Francisco R. Figueroa /
Los integrantes del comando que en septiembre 1980 liquidó a Anastasio Somoza en una calle de Asunción no podían imaginar que años después su víctima, último miembro del clan que mantuvo subyugada a Nicaragua durante 43 años, se reencarnaría en uno de sus más acérrimos enemigos y entre los posibles urdidores de aquel atentado.
Cada vez son más los que ven como un remedo de Somoza y como un «dictador sin principios» al viejo comandante sandinista Daniel Ortega, de 65 años, quien el domingo pasado fue reelegido presidente de Nicaragua por un pueblo dominado por la pobreza y la superstición al que se ganó repartiendo títulos de propiedad, víveres y hasta cerdas preñadas, una generosidad costeada con los abultados donaciones del caudillo venezolano, Hugo Chávez, y el tesoro público nacional nicaragüense, que usa a discreción.
Las elecciones presidenciales en Nicaragua han dado a Ortega dos tercios de todos los votos y el doble de diputados que sus opositores. Esos comicios han representado, además, un plebiscito encubierto sobre Daniel Ortega y su poderosa esposa, Rosario Murillo, y el referendo de todas las artimañas legales de los jueces felones que prevaricaron para driblar el doble impedimento constitucional que incapacitaba al gobernante para aspirar a la reelección. Su candidatura ha sido tachada por sus adversarios de «ilegítima, ilegal e inconstitucional», sin resultados por la subordinación total de las instituciones nicaragüenses al matrimonio presidencial.
El proceso electoral nicaragüense estuvo plegado de denuncias de irregularidades y, según Transparencia Internacional, no ha sido «ni justo ni honesto ni creíble». Por el contrario, presenta «indicios de fraude», según cita de la BBC. Los resultados, agrega, fueron manipulados para permitirle a Ortega gobernar sin oposición y poder reformar la Constitución a su antojo para eternizarse el poder.
Dentro del esquema de corrupción y clientelismo montado por Ortega, el Consejo Supremo Electoral está evidentemente en sus manos. La Organización de Estados Americanos (OEA) y la Unión Europea (UE) aseguran que sus observadoras tuvieron problemas para hacer su labor durante la jornada electoral y que detectaron «trabas y mañas». Otros organismos denunciaron que en la cuarta parte de los colegios electorales no hubo fiscales de la oposición.

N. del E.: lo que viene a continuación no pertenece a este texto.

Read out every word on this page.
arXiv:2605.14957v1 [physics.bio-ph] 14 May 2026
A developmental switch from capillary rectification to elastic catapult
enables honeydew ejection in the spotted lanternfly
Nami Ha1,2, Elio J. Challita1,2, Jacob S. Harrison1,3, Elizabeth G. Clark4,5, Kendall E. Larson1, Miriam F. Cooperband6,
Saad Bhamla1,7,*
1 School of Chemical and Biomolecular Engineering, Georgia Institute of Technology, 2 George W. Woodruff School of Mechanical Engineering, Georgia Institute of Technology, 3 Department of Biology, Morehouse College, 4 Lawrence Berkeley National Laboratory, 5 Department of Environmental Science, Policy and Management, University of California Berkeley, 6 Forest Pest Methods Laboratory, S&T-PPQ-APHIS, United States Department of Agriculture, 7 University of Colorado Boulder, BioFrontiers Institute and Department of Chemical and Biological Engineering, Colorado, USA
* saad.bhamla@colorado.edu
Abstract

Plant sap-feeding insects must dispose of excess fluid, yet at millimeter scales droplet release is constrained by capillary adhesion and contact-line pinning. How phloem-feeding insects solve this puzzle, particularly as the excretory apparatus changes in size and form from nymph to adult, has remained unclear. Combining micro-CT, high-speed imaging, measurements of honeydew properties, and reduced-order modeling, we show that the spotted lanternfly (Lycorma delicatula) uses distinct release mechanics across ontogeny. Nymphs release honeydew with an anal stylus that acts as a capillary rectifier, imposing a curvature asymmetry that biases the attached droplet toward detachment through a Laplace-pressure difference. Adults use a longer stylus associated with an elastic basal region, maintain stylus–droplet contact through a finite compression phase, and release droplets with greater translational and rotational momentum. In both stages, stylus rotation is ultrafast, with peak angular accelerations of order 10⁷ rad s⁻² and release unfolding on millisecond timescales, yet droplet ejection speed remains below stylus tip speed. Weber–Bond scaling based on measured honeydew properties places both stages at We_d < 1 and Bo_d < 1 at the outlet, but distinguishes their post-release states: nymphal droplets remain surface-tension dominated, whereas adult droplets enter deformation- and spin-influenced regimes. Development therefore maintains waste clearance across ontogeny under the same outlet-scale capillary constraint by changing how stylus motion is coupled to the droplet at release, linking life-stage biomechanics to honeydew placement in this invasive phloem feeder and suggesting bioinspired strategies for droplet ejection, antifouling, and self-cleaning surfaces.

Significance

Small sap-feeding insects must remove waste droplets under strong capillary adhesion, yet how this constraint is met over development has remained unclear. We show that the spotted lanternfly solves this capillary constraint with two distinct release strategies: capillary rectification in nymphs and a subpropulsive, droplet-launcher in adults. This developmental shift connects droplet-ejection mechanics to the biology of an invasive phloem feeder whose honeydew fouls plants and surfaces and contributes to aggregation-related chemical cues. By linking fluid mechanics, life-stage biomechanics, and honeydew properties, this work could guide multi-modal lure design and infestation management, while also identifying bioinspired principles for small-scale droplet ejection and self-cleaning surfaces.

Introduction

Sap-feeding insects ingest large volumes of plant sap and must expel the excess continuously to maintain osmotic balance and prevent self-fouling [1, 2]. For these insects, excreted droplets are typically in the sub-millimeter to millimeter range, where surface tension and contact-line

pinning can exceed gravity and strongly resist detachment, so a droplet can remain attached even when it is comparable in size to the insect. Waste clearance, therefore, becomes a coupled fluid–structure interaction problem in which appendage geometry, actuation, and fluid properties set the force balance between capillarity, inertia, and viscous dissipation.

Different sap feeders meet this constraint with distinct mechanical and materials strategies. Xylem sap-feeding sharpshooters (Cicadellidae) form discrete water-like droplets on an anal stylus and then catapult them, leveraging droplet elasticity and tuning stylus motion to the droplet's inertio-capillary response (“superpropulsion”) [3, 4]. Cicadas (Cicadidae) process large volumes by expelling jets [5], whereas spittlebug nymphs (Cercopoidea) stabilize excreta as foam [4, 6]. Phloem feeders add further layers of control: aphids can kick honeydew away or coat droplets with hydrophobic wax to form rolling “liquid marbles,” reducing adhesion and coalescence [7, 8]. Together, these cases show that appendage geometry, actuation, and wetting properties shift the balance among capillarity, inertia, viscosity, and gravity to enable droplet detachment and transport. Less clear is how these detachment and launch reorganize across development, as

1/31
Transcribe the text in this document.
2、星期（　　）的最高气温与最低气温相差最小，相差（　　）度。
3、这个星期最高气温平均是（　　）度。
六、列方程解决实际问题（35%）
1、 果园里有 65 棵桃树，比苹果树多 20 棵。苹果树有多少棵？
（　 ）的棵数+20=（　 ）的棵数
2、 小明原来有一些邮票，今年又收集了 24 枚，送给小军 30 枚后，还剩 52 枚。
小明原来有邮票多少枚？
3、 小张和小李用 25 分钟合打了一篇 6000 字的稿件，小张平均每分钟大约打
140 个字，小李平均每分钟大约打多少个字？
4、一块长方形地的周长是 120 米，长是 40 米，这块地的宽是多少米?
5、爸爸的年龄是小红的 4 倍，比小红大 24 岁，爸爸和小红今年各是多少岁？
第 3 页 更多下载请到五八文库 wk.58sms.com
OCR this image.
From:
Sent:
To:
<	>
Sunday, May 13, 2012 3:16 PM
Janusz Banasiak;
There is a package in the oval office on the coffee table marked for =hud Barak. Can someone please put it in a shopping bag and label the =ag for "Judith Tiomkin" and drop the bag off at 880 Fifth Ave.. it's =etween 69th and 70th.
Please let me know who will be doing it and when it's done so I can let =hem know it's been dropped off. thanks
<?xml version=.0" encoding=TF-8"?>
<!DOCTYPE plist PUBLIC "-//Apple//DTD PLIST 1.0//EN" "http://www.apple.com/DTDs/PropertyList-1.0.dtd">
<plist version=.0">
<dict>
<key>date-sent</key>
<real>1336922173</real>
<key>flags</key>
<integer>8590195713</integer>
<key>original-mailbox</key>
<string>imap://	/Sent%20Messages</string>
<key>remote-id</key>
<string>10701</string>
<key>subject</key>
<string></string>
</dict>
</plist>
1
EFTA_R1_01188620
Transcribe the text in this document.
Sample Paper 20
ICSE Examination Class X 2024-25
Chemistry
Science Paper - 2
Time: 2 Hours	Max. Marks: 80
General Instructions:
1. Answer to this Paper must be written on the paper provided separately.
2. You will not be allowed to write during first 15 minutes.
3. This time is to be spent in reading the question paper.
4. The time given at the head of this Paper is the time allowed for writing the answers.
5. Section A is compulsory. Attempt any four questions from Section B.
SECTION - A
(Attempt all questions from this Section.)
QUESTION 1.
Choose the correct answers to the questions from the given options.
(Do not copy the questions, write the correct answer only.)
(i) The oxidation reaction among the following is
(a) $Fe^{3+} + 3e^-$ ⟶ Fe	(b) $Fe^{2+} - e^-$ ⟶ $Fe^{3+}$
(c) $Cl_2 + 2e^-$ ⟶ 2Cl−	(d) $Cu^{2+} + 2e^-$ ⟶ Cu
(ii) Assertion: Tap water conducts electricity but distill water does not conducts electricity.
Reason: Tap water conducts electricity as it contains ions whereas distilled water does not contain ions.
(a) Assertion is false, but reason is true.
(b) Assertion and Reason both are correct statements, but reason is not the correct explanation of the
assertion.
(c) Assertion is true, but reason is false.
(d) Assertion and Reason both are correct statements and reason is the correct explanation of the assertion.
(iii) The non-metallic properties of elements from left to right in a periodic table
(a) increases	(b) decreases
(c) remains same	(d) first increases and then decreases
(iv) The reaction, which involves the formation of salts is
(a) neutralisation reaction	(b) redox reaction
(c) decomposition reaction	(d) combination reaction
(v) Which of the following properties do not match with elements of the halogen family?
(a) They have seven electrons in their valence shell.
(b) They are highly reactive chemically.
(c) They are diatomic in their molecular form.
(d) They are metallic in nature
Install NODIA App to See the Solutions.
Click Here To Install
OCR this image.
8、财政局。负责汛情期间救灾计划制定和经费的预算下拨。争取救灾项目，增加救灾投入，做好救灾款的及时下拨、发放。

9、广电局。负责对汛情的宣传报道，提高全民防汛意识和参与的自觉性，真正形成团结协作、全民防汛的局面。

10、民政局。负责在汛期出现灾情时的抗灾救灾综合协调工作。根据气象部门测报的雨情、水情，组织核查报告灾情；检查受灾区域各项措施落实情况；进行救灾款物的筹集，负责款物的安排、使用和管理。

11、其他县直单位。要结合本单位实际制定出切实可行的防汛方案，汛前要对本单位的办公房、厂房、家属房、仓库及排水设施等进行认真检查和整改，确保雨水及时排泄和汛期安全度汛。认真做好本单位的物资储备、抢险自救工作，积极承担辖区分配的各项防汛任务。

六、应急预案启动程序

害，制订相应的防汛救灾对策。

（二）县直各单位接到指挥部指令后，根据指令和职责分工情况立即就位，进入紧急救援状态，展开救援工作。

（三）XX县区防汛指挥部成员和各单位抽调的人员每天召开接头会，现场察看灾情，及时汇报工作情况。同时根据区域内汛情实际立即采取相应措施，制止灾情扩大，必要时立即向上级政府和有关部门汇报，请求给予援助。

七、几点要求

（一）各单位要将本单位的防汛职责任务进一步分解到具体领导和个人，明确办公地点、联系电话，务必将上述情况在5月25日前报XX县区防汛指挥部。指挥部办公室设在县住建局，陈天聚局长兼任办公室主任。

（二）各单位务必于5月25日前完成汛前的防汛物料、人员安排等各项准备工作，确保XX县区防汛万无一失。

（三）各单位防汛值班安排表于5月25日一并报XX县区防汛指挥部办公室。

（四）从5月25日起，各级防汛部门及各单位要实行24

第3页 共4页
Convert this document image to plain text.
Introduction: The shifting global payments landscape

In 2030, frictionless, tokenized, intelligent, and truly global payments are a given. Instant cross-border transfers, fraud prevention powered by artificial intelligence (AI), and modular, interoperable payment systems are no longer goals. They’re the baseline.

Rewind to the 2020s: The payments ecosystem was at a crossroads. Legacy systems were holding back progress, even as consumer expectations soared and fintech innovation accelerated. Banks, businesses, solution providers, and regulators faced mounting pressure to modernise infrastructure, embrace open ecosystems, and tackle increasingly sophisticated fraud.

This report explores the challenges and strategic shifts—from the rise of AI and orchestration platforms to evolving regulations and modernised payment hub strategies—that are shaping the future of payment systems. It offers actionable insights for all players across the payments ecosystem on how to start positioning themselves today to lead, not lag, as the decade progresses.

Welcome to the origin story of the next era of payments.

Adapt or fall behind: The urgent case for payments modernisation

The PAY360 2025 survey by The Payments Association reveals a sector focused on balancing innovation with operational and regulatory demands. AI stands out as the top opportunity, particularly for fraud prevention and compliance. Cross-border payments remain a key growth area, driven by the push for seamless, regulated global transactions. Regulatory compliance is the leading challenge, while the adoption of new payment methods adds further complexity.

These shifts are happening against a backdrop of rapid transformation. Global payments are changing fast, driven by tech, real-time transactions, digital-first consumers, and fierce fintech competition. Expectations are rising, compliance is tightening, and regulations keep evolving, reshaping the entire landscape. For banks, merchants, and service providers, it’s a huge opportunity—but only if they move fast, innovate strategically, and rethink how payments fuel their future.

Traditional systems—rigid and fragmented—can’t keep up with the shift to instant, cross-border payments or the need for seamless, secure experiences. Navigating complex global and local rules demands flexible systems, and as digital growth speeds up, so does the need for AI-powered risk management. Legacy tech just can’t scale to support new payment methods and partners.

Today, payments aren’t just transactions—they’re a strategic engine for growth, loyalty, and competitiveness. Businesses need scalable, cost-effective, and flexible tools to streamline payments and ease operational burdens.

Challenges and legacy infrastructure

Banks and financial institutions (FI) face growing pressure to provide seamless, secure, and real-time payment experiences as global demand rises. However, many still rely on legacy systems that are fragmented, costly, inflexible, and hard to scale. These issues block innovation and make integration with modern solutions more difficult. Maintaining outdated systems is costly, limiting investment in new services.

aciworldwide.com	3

La frágil democracia nicaragüense ha quedado herida de muerte en el país más pobre de América junto con Haití. Los resultados de las elecciones no han sido aceptados por el principal candidato de oposición, Fabio Gadea, porque, según alega, ese cómputo no refleja la voluntad del pueblo sino la de Ortega.
Enterrados en el tiempo quedaron los ideales que animaron la revolución sandinista y la guerra civil que acabó en 1979 con la dictadura somocista. El antiguo guerrillero continúa exhibiendo la bandera de la revolución. Pero están totalmente desteñidas y hechas jirones. Su discurso es confuso, con una fuerte tono religioso. Ataca retóricamente a Estados Unidos y el imperialismo, y deja hacer a los empresarios con la condición de que no se metan en política. De los viejos tiempos a su lado apenas quedan oportunistas. Sus antiguos aliados hace tiempo que le abandonaron. Hoy su principal soporte es Rosario Murillo, su ambiciosa esposa y maquinista del aparato mediático.
Como señala el escritor Sergio Ramírez, quien fue vicepresidente de Nicaragua en tándem con Ortega de 1984 a 1990, el reelegido jefe del Estado no cree en la democracia representativa y ve las elecciones como un mal necesario. Tiene un proyecto de poder a largo plazo, para lo que trata de poseer cada vez mayor poder económico, un control más efectivo sobre las fuerzas de seguridad y más medios de comunicación. Lo que viene en Nicaragua es menos tolerancia con la oposición y menos democracia.